The pro-Chavez contender, Gutierrez, is an army general backed by President Chavez who is focusing on implementing the government’s 12 social programs in the state as well as infrastructure works that deal with fundamental problems faced by most Zulians, such as clean running water. Gutierrez’s greatest strength is undoubtedly the unwavering support of President Chavez. His weakness is that he is not a native Zulian and has worked only two years in a state where people have strong sense of statehood.

This is a weakness that could cost him the electoral race according to political science professor at the Bolivarian University of Venezuela in Zulia, Mabel Cuñarro.

“The political platforms of both candidates are very similar, but Gutierrez is not very well known here and there is a great possibility that people will vote for Rosales because they know him,” Cuñarro said.

Cuñarro said that even though Chavez continues to gain support across the country, the regional elections may not support this surge of support for the country’s president.

A recent poll advertised in Zulia daily newspaper, “Panorama”, claims that Gutierrez has 53.42% of the vote while Rosales is at 38.5%. The ad was placed by the Gutierrez political campaign and the poll was conducted by Buró Consulting. Meanwhile in another ad in the same newspaper, Rosales says he is leading in all polls with a 30 per cent lead.

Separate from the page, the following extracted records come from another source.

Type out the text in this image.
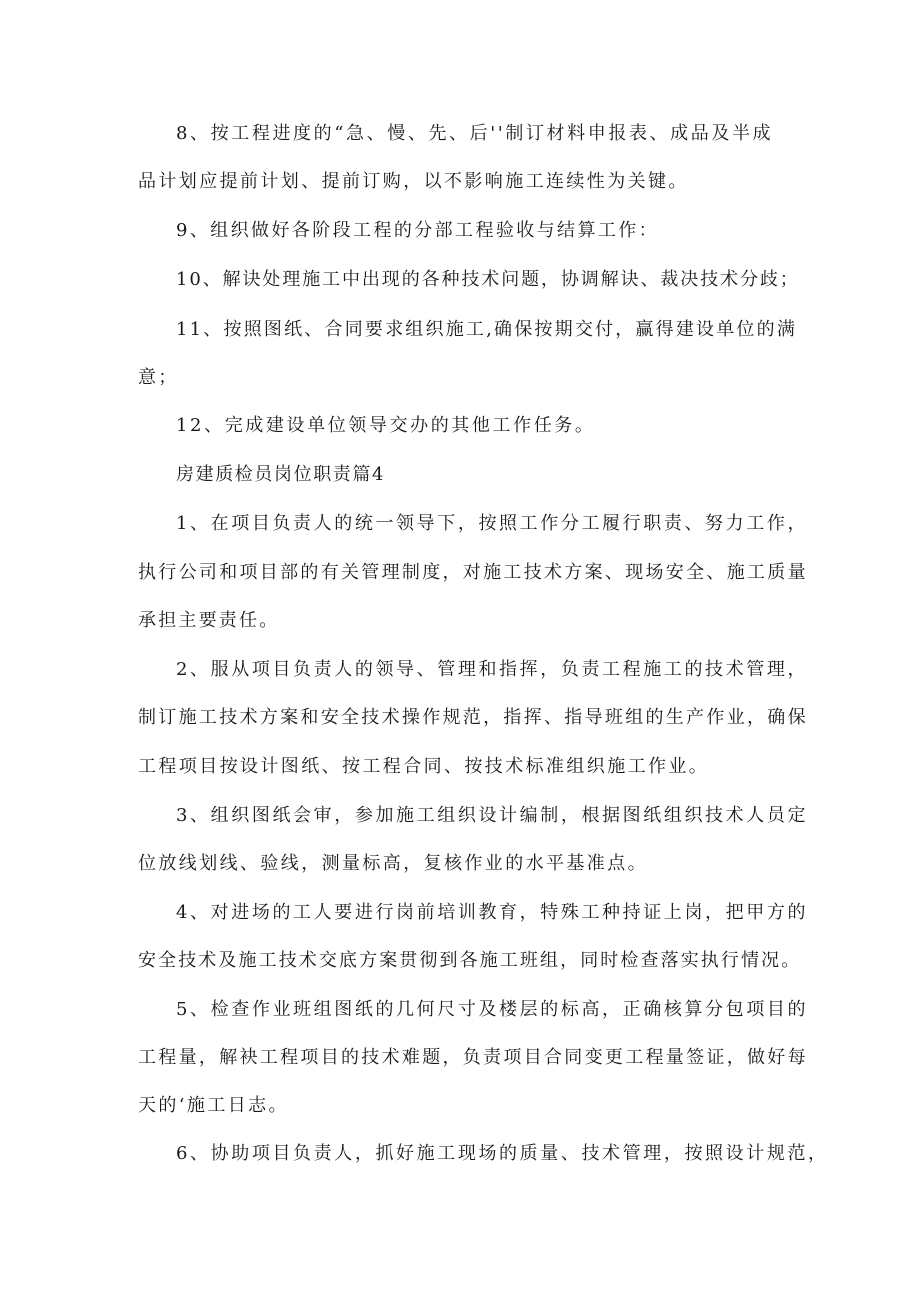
8、按工程进度的“急、慢、先、后''制订材料申报表、成品及半成
品计划应提前计划、提前订购，以不影响施工连续性为关键。
9、组织做好各阶段工程的分部工程验收与结算工作：
10、解诀处理施工中出现的各种技术问题，协调解诀、裁决技术分歧；
11、按照图纸、合同要求组织施工,确保按期交付，赢得建设单位的满
意；
12、完成建设单位领导交办的其他工作任务。
房建质检员岗位职责篇4
1、在项目负责人的统一领导下，按照工作分工履行职责、努力工作，
执行公司和项目部的有关管理制度，对施工技术方案、现场安全、施工质量
承担主要责任。
2、服从项目负责人的领导、管理和指挥，负责工程施工的技术管理，
制订施工技术方案和安全技术操作规范，指挥、指导班组的生产作业，确保
工程项目按设计图纸、按工程合同、按技术标准组织施工作业。
3、组织图纸会审，参加施工组织设计编制，根据图纸组织技术人员定
位放线划线、验线，测量标高，复核作业的水平基准点。
4、对进场的工人要进行岗前培训教育，特殊工种持证上岗，把甲方的
安全技术及施工技术交底方案贯彻到各施工班组，同时检查落实执行情况。
5、检查作业班组图纸的几何尺寸及楼层的标高，正确核算分包项目的
工程量，解袂工程项目的技术难题，负责项目合同变更工程量签证，做好每
天的‘施工日志。
6、协助项目负责人，抓好施工现场的质量、技术管理，按照设计规范，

Like the ads, word on the streets of Maracaibo and in the small towns of Zulia, is divided.

Manuel Gonzalez is a political activist working for the pro-Chavez camp in the state in Maracaibo. He sits in the passenger seat of an old beat-up 1973 Chevy cooperative taxi used as a bus in Maracaibo. He is in the middle of a debate with the driver about the upcoming electoral race. “We don’t want Gutierrez as candidate,” says Gonzalez. “My wife and I both work for Gutierrez and we don’t see a future for him” he says. Gonzalez favors another candidate, Oscar Arias Cardenas, but the cab driver says that candidate was a former governor of Zulia who used to support Chavez but who now opposes him. “That’s something we will not forget,” he says.